Damnation, she thought dismally. The number of eligible males around was small, and seemed either gentlemanly or disinterested. A man could marry outside the field, as long as the wife didn’t mind not being told a lot of things. For a female agent, another agent was about the only game in town. It’s like being tall, she thought. You have to go for the tall boys, but the short girls poach on them, too.

Of course, she could start asking them herself . . . Her mouth twisted wryly. Sex was a tool of the trade, and she was sure enough she could do anything required in that line, but somehow it was different in a social setting. Benefits of a Catholic upbringing. Shit.

The instructor had finished his second sequence of fifty and dropped lightly to the ground, landing silently on the balls of his feet. He was dressed as they were, in loose felted cotton exercise clothing and soft shoes, but he seemed to flow as he walked.
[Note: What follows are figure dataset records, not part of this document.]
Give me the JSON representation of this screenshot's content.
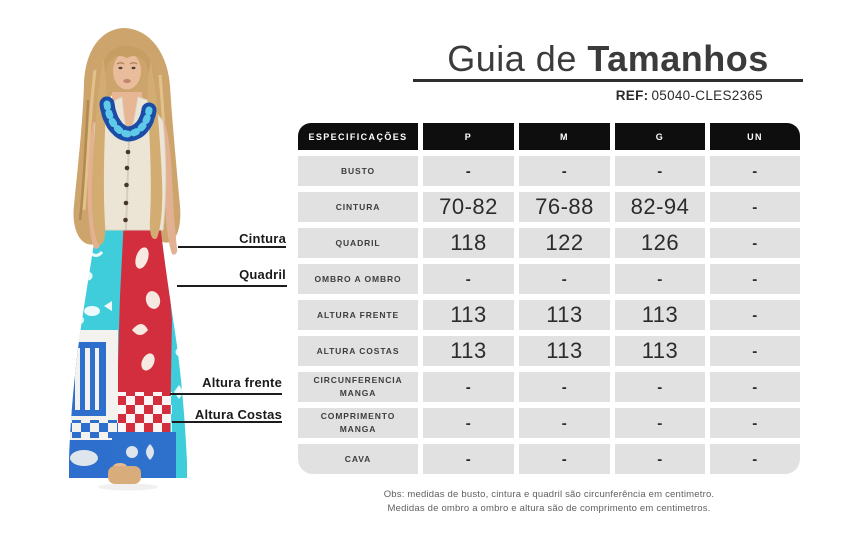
{
  "header": {
    "title_light": "Guia de ",
    "title_bold": "Tamanhos",
    "ref_label": "REF:",
    "ref_value": "05040-CLES2365"
  },
  "measures": [
    {
      "label": "Cintura"
    },
    {
      "label": "Quadril"
    },
    {
      "label": "Altura frente"
    },
    {
      "label": "Altura Costas"
    }
  ],
  "table": {
    "columns": [
      "ESPECIFICAÇÕES",
      "P",
      "M",
      "G",
      "UN"
    ],
    "rows": [
      {
        "label": "BUSTO",
        "values": [
          "-",
          "-",
          "-",
          "-"
        ]
      },
      {
        "label": "CINTURA",
        "values": [
          "70-82",
          "76-88",
          "82-94",
          "-"
        ]
      },
      {
        "label": "QUADRIL",
        "values": [
          "118",
          "122",
          "126",
          "-"
        ]
      },
      {
        "label": "OMBRO A OMBRO",
        "values": [
          "-",
          "-",
          "-",
          "-"
        ]
      },
      {
        "label": "ALTURA FRENTE",
        "values": [
          "113",
          "113",
          "113",
          "-"
        ]
      },
      {
        "label": "ALTURA COSTAS",
        "values": [
          "113",
          "113",
          "113",
          "-"
        ]
      },
      {
        "label": "CIRCUNFERENCIA MANGA",
        "values": [
          "-",
          "-",
          "-",
          "-"
        ]
      },
      {
        "label": "COMPRIMENTO MANGA",
        "values": [
          "-",
          "-",
          "-",
          "-"
        ]
      },
      {
        "label": "CAVA",
        "values": [
          "-",
          "-",
          "-",
          "-"
        ]
      }
    ]
  },
  "footnote": {
    "line1": "Obs: medidas de busto, cintura e quadril são circunferência em centimetro.",
    "line2": "Medidas de ombro a ombro e altura são de comprimento em centimetros."
  },
  "colors": {
    "header_cell_bg": "#0e0e0e",
    "data_cell_bg": "#e1e1e1",
    "title_text": "#3b3b3b",
    "callout_line": "#1c1c1c"
  }
}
“Get to it,” the Draka said. “You wind needs it.” He stopped by Fred, looked him up and down appraisingly. Then he seemed to blur, and his fist struck the man low in the belly. Marya winced at the hard smack, and her brother doubled over with a grunt. His hand had come down to block and stayed suspended three-quarters of the way to completion.

“Bettah,” the Draka said, then chuckled. “Back home they’d envy me mah chances, gettin’ to beat up on Yankees fo’ a livin’.”

Marya pedaled grimly. “If you loves us so much, why’re you heah?” she enunciated carefully.

The Draka looked at her. “Good. Treatin’ yo’ r’s right, now.”

It isn’t a lack of expression, she thought, puzzled. Like most Draka she had seen, the instructor somehow gave an impression of stillness even when he was moving. Ah. No unintentional gestures, she decided. The hands moved only when he wanted them to, and the body stayed rock-still unless ordered to move. No twitches, jerks, shifts.